As Pink and other experts on chronemics note, we think of time as something that happens to us, as if all we can do is survive within it. In fact, “time” itself is a human invention, one we’re still tweaking. While we can’t ignore it, we can, to a degree, purposefully synch our internal clock with that of the outside world by choosing the right task for the right moment. We ought to make timing far more intentional in our lives, Pink believes.
And you would, too, if you read the studies he details on how judges are far more likely to grant prisoners parole in the mornings and after breaks, or how students score better in math tests when they study math in the morning. According to one large textual analysis of company earnings calls, those that report earnings in the a.m. have been found to use more upbeat language than those who report in the p.m., when more negative language seeps into the report. What’s more, the tone of morning and evening calls was found to, temporarily, affect stock prices.
As he worked on When, Pink began to apply his newly acquired knowledge to his own life. For instance, he learned that our mood and thinking styles follow a common trajectory: our ability to focus and analyze things peaks in the late morning, plummets in the afternoon, and recovers in the late afternoon and evening, when we’re less vigilant, in a good mood, and therefore primed to think creatively. (This is true for the majority of adults, but not for night owls who are typically at their mental prime in the evening.)

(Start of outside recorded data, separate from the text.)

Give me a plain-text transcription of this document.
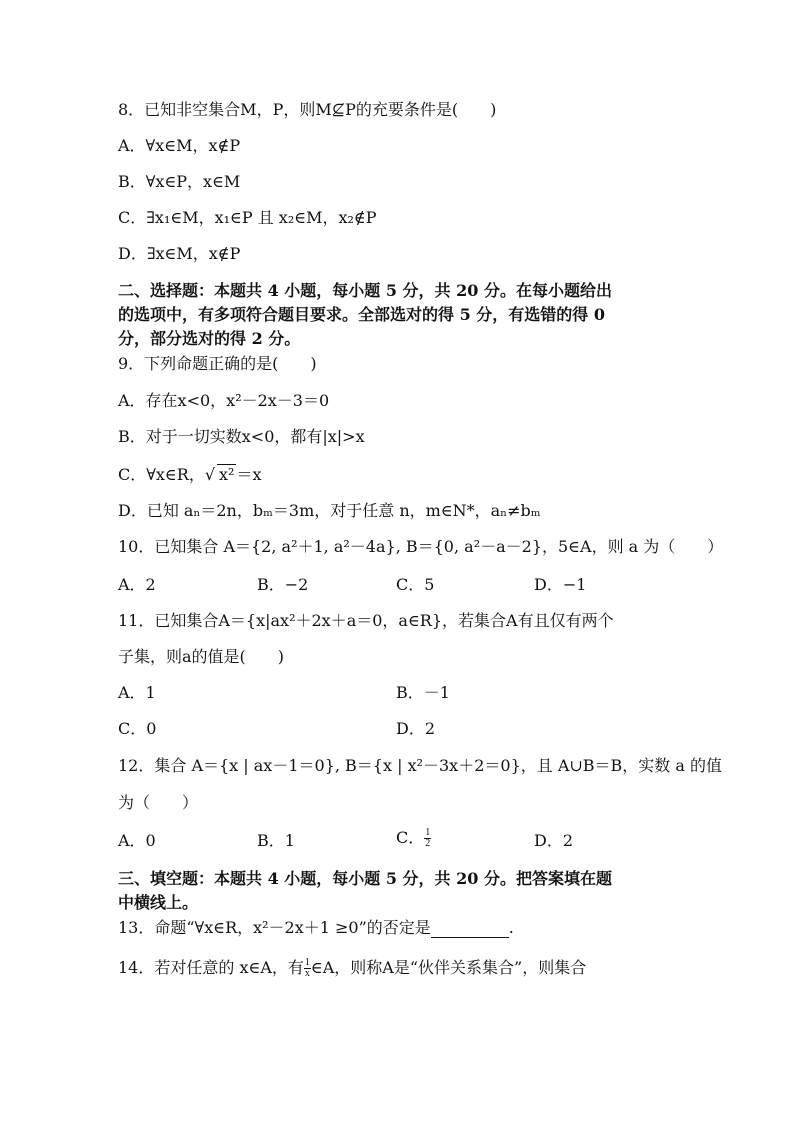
8．已知非空集合M，P，则M⊈P的充要条件是(　　)
A．∀x∈M，x∉P
B．∀x∈P，x∈M
C．∃x₁∈M，x₁∈P 且 x₂∈M，x₂∉P
D．∃x∈M，x∉P
二、选择题：本题共 4 小题，每小题 5 分，共 20 分。在每小题给出
的选项中，有多项符合题目要求。全部选对的得 5 分，有选错的得 0
分，部分选对的得 2 分。
9．下列命题正确的是(　　)
A．存在x<0，x²－2x－3＝0
B．对于一切实数x<0，都有|x|>x
C．∀x∈R，√ x² ＝x
D．已知 aₙ＝2n，bₘ＝3m，对于任意 n，m∈N*，aₙ≠bₘ
10．已知集合 A＝{2, a²＋1, a²－4a}, B＝{0, a²－a－2}，5∈A，则 a 为（　　）
A．2	B．−2	C．5	D．−1
11．已知集合A＝{x|ax²＋2x＋a＝0，a∈R}，若集合A有且仅有两个
子集，则a的值是(　　)
A．1	B．－1
C．0	D．2
12．集合 A＝{x | ax－1＝0}, B＝{x | x²－3x＋2＝0}，且 A∪B＝B，实数 a 的值
为（　　）
A．0	B．1	C． $\frac{1}{2}$	D．2
三、填空题：本题共 4 小题，每小题 5 分，共 20 分。把答案填在题
中横线上。
13．命题“∀x∈R，x²－2x＋1 ≥0”的否定是	.
14．若对任意的 x∈A，有 $\frac{1}{x}$ ∈A，则称A是“伙伴关系集合”，则集合
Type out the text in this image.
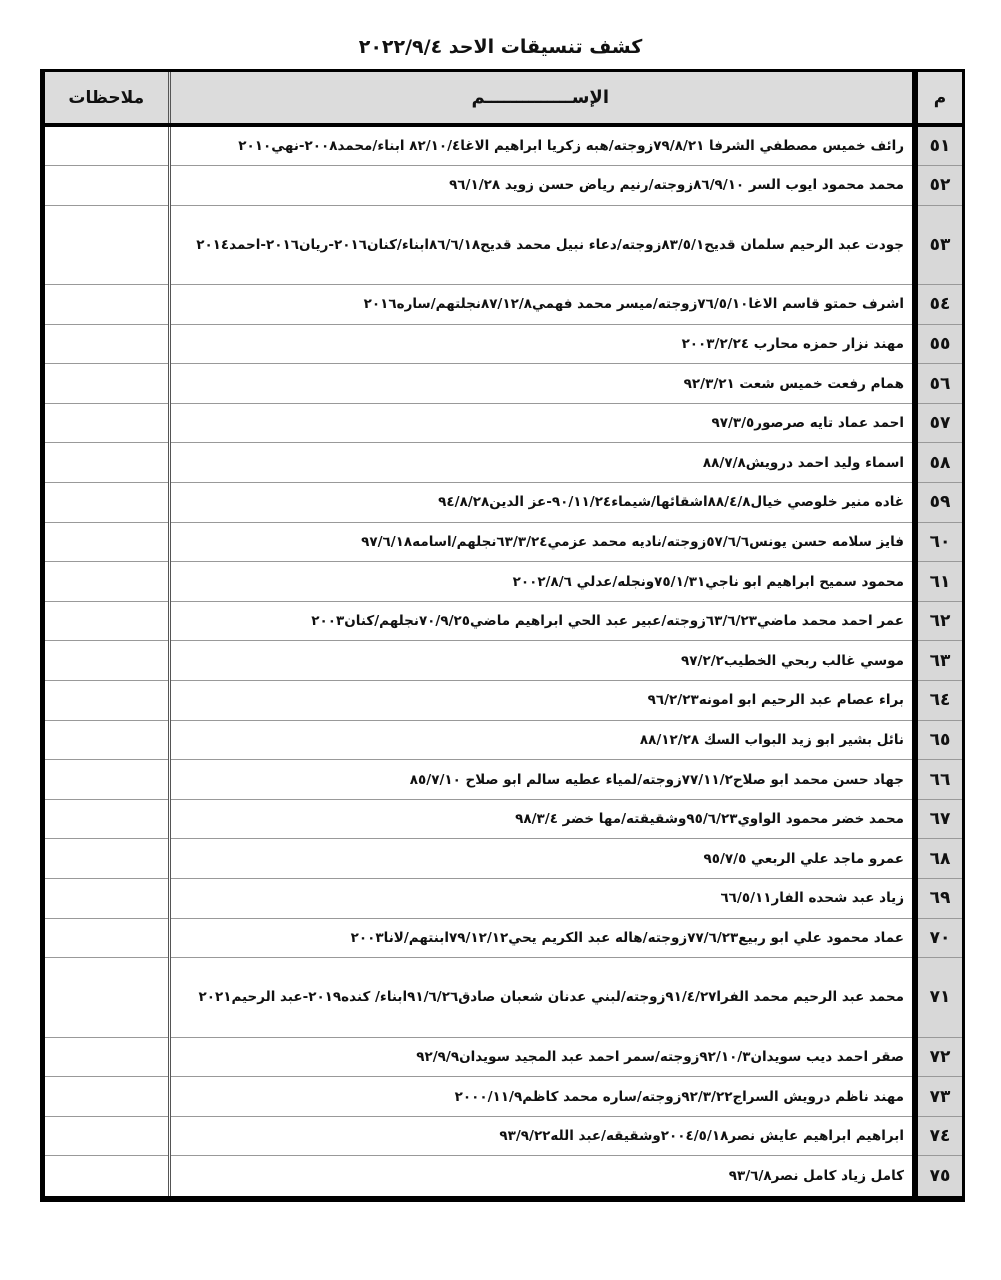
كشف تنسيقات الاحد ٢٠٢٢/٩/٤
م	الإســــــــــــــم	ملاحظات
٥١	رائف خميس مصطفي الشرفا ٧٩/٨/٢١زوجته/هبه زكريا ابراهيم الاغا٨٢/١٠/٤ ابناء/محمد٢٠٠٨-نهي٢٠١٠	
٥٢	محمد محمود ايوب السر ٨٦/٩/١٠زوجته/رنيم رياض حسن زويد ٩٦/١/٢٨	
٥٣	جودت عبد الرحيم سلمان قديح٨٣/٥/١زوجته/دعاء نبيل محمد قديح٨٦/٦/١٨ابناء/كنان٢٠١٦-ريان٢٠١٦-احمد٢٠١٤	
٥٤	اشرف حمتو قاسم الاغا٧٦/٥/١٠زوجته/ميسر محمد فهمي٨٧/١٢/٨نجلتهم/ساره٢٠١٦	
٥٥	مهند نزار حمزه محارب ٢٠٠٣/٢/٢٤	
٥٦	همام رفعت خميس شعت ٩٢/٣/٢١	
٥٧	احمد عماد تايه صرصور٩٧/٣/٥	
٥٨	اسماء وليد احمد درويش٨٨/٧/٨	
٥٩	غاده منير خلوصي خيال٨٨/٤/٨اشقائها/شيماء٩٠/١١/٢٤-عز الدين٩٤/٨/٢٨	
٦٠	فايز سلامه حسن يونس٥٧/٦/٦زوجته/ناديه محمد عزمي٦٣/٣/٢٤نجلهم/اسامه٩٧/٦/١٨	
٦١	محمود سميح ابراهيم ابو ناجي٧٥/١/٣١ونجله/عدلي ٢٠٠٢/٨/٦	
٦٢	عمر احمد محمد ماضي٦٣/٦/٢٣زوجته/عبير عبد الحي ابراهيم ماضي٧٠/٩/٢٥نجلهم/كنان٢٠٠٣	
٦٣	موسي غالب ربحي الخطيب٩٧/٢/٢	
٦٤	براء عصام عبد الرحيم ابو امونه٩٦/٢/٢٣	
٦٥	نائل بشير ابو زيد البواب السك ٨٨/١٢/٢٨	
٦٦	جهاد حسن محمد ابو صلاح٧٧/١١/٢زوجته/لمياء عطيه سالم ابو صلاح ٨٥/٧/١٠	
٦٧	محمد خضر محمود الواوي٩٥/٦/٢٣وشقيقته/مها خضر ٩٨/٣/٤	
٦٨	عمرو ماجد علي الربعي ٩٥/٧/٥	
٦٩	زياد عبد شحده الفار٦٦/٥/١١	
٧٠	عماد محمود علي ابو ربيع٧٧/٦/٢٣زوجته/هاله عبد الكريم يحي٧٩/١٢/١٢ابنتهم/لانا٢٠٠٣	
٧١	محمد عبد الرحيم محمد الفرا٩١/٤/٢٧زوجته/لبني عدنان شعبان صادق٩١/٦/٢٦ابناء/ كنده٢٠١٩-عبد الرحيم٢٠٢١	
٧٢	صقر احمد ديب سويدان٩٢/١٠/٣زوجته/سمر احمد عبد المجيد سويدان٩٢/٩/٩	
٧٣	مهند ناظم درويش السراج٩٢/٣/٢٢زوجته/ساره محمد كاظم٢٠٠٠/١١/٩	
٧٤	ابراهيم ابراهيم عايش نصر٢٠٠٤/٥/١٨وشقيقه/عبد الله٩٣/٩/٢٢	
٧٥	كامل زياد كامل نصر٩٣/٦/٨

Being essentially a morning person, Pink rearranged his day accordingly. “I carved out my morning so that I didn’t answer emails, turned off my phone, and didn’t schedule any kinds of appointments,” he says, adding “I probably wrote 90% of this book in the morning.”
“Then I tried to shift all the crappy administrative stuff to the that trough in the afternoon,” he says. “And I did a lot of the interviews in the late afternoon, because a lot them were freewheeling.” He was not, he points out, a lawyer conducting a deposition, trying to suss out inconsistencies in someone’s testimony. That would have been a peak-hours task.
Pink also broke a bad habit: “I was always someone who believed in both the efficiency and moral virtue of powering through,” he says. ”Now, I write down each afternoon two breaks that I’m going to take, something like a 10- or 15-minute walk twice in the afternoon.” (The science of maximizing the power of breaks is given a full chapter in When.)
He became a convert, he says, finding he’d “go back to the desk, ready to do more work, rather than rubbing my eyes and shaking my head, and wondering what moment I’m going to be able to look at ESPN highlights.”
The result? ”Shockingly, as a writer, I didn’t always make my deadlines” for other books, he says. But this one got turned in on time.
None of this made the writing of When less painful. “Pain is omnipresent when you write,” he says, “but it was more efficient.”